“I think the best journalism in America is business journalism precisely because they deal with real metrics. You can actually–they know things.”
–George Will, ABC‘s This Week, 3/15/09
It’s possible that Will actually believes this. Read Dean Starkman’s piece in Mother Jones, “How Could 9,000 Business Reporters Blow It?,” for another take. Or this piece from Extra!.
Or recall that, not too long ago, Will was lecturing us on how the economy was doing just fine, in spite of the gloomy message the media was delivering:
Conservative pundit George Will (ABC‘s This Week, 12/4/05) blamed media coverage for the public’s failure to understand that “the economy is booming,” attributing this misapprehension to “Will’s two laws of economic journalism,” one of which mandates that “there’s no such thing as good news.”
For the record, this was how Will described his “two laws of economic journalism:”
First law, all news is economic news.

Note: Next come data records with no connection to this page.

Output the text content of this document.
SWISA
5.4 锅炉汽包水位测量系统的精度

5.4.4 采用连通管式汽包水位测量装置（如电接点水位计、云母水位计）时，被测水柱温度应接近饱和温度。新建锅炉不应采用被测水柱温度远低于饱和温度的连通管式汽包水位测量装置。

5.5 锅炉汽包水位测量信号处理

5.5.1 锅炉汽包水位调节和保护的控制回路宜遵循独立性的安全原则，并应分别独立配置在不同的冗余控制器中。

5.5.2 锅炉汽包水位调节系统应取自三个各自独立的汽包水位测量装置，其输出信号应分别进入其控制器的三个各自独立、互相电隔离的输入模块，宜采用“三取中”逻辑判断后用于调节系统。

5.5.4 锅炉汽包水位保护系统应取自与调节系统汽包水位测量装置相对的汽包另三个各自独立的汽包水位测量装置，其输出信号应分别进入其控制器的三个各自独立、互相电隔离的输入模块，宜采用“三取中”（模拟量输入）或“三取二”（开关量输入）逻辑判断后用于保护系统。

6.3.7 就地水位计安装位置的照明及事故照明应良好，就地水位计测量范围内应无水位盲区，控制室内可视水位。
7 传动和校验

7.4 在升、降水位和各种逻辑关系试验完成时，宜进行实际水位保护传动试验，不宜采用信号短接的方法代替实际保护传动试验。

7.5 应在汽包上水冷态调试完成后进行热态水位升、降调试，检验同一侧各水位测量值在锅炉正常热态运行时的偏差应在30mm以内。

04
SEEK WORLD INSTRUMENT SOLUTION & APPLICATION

That is, all news either is a cause or a consequence of economic developments and can be given an economic spin. Second law, all economic news is bad. All economic news is bad. Housing prices go up. Housing bubble. Housing prices come down, slump in housing. Unemployment goes up. That’s bad, ’cause unemployment is bad. Unemployment comes down, the labor market is overheating and inflation is coming back. There’s no such thing as good news.